The color of the moss confirmed their theory about East Antarctica’s growing aridity problem. “In 2003, all quadrants contained at least 70% healthy, green moss, but by 2008, more than half of this healthy moss had turned red-brown in colour (due to drought and high light or other stressors),” write the researchers. They also observed lichens growing over areas where mosses had died completely, another sign of drying conditions.

Schistidium antarctici, which only grows in Antarctica, is on the decline in East Antarctica. Researchers suspect that climate change and ozone depletion have directly contributed to this trend.

Australian Government

The color change indicates that Antarctica’s mosses have shifted away from their regular photosynthetic growth mode to a protective mode, which occurs in response to stress and excessive light. It’s possible for stressed mosses to recover, which they did during a few of the study years, but the team notes that recovery has been uneven.

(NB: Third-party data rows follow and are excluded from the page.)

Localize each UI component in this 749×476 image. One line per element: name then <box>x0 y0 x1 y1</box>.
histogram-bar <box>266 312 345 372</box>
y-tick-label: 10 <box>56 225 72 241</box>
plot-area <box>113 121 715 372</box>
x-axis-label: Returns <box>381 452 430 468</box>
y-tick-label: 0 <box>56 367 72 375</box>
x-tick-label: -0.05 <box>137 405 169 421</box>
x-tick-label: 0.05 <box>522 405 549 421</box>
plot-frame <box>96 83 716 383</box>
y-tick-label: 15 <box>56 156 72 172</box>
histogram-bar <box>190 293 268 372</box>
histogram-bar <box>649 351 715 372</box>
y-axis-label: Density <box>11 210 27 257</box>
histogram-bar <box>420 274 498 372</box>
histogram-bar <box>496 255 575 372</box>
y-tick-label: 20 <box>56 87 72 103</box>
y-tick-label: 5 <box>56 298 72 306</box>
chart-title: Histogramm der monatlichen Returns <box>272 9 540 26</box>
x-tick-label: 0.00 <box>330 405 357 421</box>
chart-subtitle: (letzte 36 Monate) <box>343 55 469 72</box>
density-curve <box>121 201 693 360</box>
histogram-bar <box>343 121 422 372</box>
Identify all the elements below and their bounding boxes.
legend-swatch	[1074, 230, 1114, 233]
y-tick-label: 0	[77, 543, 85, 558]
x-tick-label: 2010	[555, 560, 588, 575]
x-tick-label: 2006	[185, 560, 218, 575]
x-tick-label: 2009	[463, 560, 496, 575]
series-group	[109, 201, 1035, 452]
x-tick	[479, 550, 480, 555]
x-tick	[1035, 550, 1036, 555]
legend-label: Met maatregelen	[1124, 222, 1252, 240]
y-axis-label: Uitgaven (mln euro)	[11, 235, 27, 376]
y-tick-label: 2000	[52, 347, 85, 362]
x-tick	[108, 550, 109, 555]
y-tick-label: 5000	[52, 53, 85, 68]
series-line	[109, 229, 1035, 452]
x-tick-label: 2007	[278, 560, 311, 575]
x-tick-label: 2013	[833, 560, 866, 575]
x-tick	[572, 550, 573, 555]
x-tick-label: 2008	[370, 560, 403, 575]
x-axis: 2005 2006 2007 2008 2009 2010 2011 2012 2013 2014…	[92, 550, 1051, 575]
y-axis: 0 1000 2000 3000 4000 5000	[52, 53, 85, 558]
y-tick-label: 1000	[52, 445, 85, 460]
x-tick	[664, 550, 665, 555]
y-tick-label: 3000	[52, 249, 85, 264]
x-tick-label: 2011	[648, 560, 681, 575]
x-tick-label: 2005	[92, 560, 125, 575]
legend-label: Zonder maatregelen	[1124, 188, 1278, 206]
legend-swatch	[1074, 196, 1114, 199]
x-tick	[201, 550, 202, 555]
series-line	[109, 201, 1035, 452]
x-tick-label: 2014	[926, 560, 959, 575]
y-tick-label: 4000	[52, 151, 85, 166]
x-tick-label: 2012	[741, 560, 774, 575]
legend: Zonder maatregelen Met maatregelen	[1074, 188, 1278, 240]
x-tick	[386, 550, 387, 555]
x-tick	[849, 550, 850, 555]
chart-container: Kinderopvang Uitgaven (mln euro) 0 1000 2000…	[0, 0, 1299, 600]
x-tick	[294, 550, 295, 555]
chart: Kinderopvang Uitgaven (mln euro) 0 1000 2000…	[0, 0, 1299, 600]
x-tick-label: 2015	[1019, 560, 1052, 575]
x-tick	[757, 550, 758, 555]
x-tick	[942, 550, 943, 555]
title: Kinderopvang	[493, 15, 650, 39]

“Ozone depletion and the increase in the SAM have been linked in recent years to a growing number of biological phenomena across the Southern Hemisphere, including changing growth rates in trees and increased body weight and breeding success in wandering albatross,” write the researchers. This study adds East Antarctica to the increasingly long list of regions falling victim to these same trends. And if these old-growth moss beds are affected, the researchers suspect that other, yet-unstudied areas will show similar signs of degradation.

Unfortunately, there’s no silver lining here: These mosses are a proxy for Antarctica’s health in the face of climate change, and the mosses are dying.